J’ai ici été consulté par un avocat de Beaune nommé M. de La Curne, [23][46][47] je vous prie de me mander qui est son médecin ordinaire.

Le roi, [48] la reine, [49] le Mazarin [50] sont à Soissons. [51] Landrecies [52] est serrée de près et sera bientôt prise si le prince de Condé [53] n’y trouve quelque remède extraordinaire. [24]
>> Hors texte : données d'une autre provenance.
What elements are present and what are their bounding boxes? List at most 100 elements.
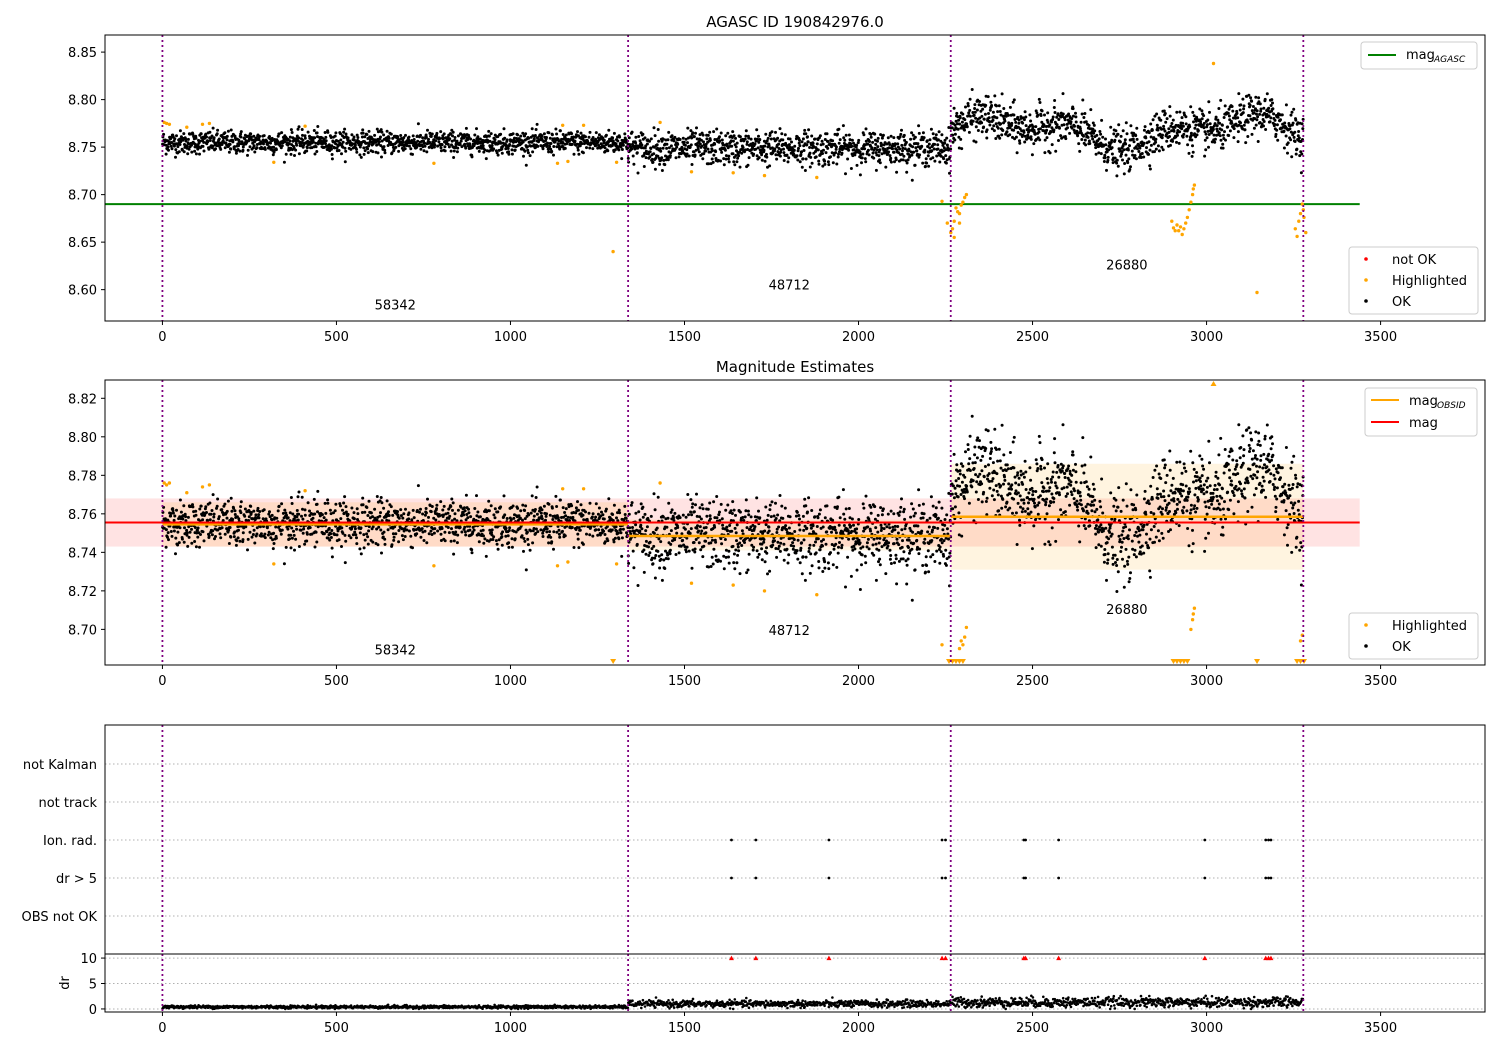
ok-point (822, 149, 825, 152)
ok-point (876, 140, 879, 143)
ok-point (384, 151, 387, 154)
ok-point (547, 150, 550, 153)
ok-point (450, 540, 453, 543)
ok-point (536, 145, 539, 148)
ok-point (536, 486, 539, 489)
ok-point (707, 134, 710, 137)
ok-point (450, 150, 453, 153)
ok-point (429, 530, 432, 533)
ok-point (1046, 136, 1049, 139)
ok-point (549, 137, 552, 140)
ok-point (1012, 129, 1015, 132)
agasc-ytick-label: 8.75 (68, 141, 97, 156)
ok-point (582, 514, 585, 517)
ok-point (235, 539, 238, 542)
highlighted-point (168, 123, 171, 126)
highlighted-point (953, 220, 956, 223)
ok-point (331, 555, 334, 558)
ok-point (600, 511, 603, 514)
ok-point (1024, 116, 1027, 119)
ok-point (291, 131, 294, 134)
ok-point (198, 508, 201, 511)
ok-point (359, 531, 362, 534)
ok-point (639, 519, 642, 522)
ok-point (384, 543, 387, 546)
ok-point (1014, 121, 1017, 124)
ok-point (431, 133, 434, 136)
ok-point (272, 146, 275, 149)
ok-point (761, 159, 764, 162)
ok-point (1212, 128, 1215, 131)
ok-point (803, 149, 806, 152)
ok-point (450, 527, 453, 530)
ok-point (380, 131, 383, 134)
ok-point (786, 154, 789, 157)
ok-point (295, 144, 298, 147)
ok-point (1068, 132, 1071, 135)
ok-point (798, 144, 801, 147)
ok-point (1293, 131, 1296, 134)
ok-point (531, 541, 534, 544)
ok-point (363, 135, 366, 138)
ok-point (732, 152, 735, 155)
obsid-label: 58342 (375, 299, 416, 314)
ok-point (1145, 146, 1148, 149)
ok-point (995, 122, 998, 125)
ok-point (693, 541, 696, 544)
ok-point (209, 139, 212, 142)
ok-point (644, 513, 647, 516)
ok-point (827, 140, 830, 143)
ok-point (890, 161, 893, 164)
ok-point (193, 540, 196, 543)
ok-point (889, 157, 892, 160)
ok-point (940, 133, 943, 136)
ok-point (705, 515, 708, 518)
ok-point (1046, 111, 1049, 114)
ok-point (942, 157, 945, 160)
ok-point (618, 511, 621, 514)
ok-point (1294, 119, 1297, 122)
ok-point (779, 155, 782, 158)
ok-point (325, 519, 328, 522)
ok-point (809, 166, 812, 169)
ok-point (921, 162, 924, 165)
ok-point (902, 155, 905, 158)
highlighted-point (1184, 221, 1187, 224)
ok-point (523, 540, 526, 543)
ok-point (1143, 129, 1146, 132)
ok-point (871, 141, 874, 144)
agasc-ytick-label: 8.70 (68, 189, 97, 204)
ok-point (281, 529, 284, 532)
ok-point (434, 139, 437, 142)
ok-point (682, 137, 685, 140)
ok-point (912, 151, 915, 154)
ok-point (626, 147, 629, 150)
ok-point (1088, 142, 1091, 145)
ok-point (841, 152, 844, 155)
ok-point (923, 136, 926, 139)
ok-point (433, 527, 436, 530)
ok-point (1149, 149, 1152, 152)
ok-point (607, 129, 610, 132)
ok-point (695, 493, 698, 496)
ok-point (239, 511, 242, 514)
ok-point (701, 503, 704, 506)
ok-point (548, 145, 551, 148)
ok-point (404, 535, 407, 538)
ok-point (1192, 120, 1195, 123)
ok-point (233, 145, 236, 148)
ok-point (171, 147, 174, 150)
ok-point (508, 143, 511, 146)
ok-point (653, 492, 656, 495)
ok-point (1216, 119, 1219, 122)
ok-point (1204, 139, 1207, 142)
ok-point (1287, 141, 1290, 144)
ok-point (889, 154, 892, 157)
ok-point (911, 145, 914, 148)
ok-point (173, 530, 176, 533)
ok-point (879, 161, 882, 164)
ok-point (224, 146, 227, 149)
ok-point (598, 507, 601, 510)
ok-point (1025, 124, 1028, 127)
ok-point (973, 114, 976, 117)
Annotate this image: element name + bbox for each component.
M. Riolan [54] s’en va faire imprimer un livre contre Pecquet, [55] qui sera gentil. Il est si aise d’avoir eu assez de santé pour le pouvoir achever qu’il en rajeunit. Cela nous viendra en son temps et autre chose pareillement. [25]

J’ai enfin achevé mes leçons publiques du Collège royal [56][57] au grand regret de mes écoliers, auxquels pour consolation j’ai promis de recommencer le mois de novembre prochain et que je m’en vais leur faire de bonnes leçons dans le temps qui me restera.

On imprime à Genève les œuvres de Paracelse [58] in‑fo et pour contrepoison, l’Hippocrate de Foesius. [26][59][60] Il y a bien de la peste en Hollande. [61]

On attend ici de certaines nouvelles de la prise de Landrecies que l’on tient infaillible si le prince de Condé n’a donné dans les lignes, [27] ce qui n’est pas ordinaire aux Espagnols. Je me recommande à vos bonnes grâces et à mademoiselle votre femme, à monsieur votre père et à monsieur votre frère, et suis, Monsieur, votre très humble et très obéissant serviteur,

Guy Patin.

De Paris, ce mardi 13e de juillet 1655.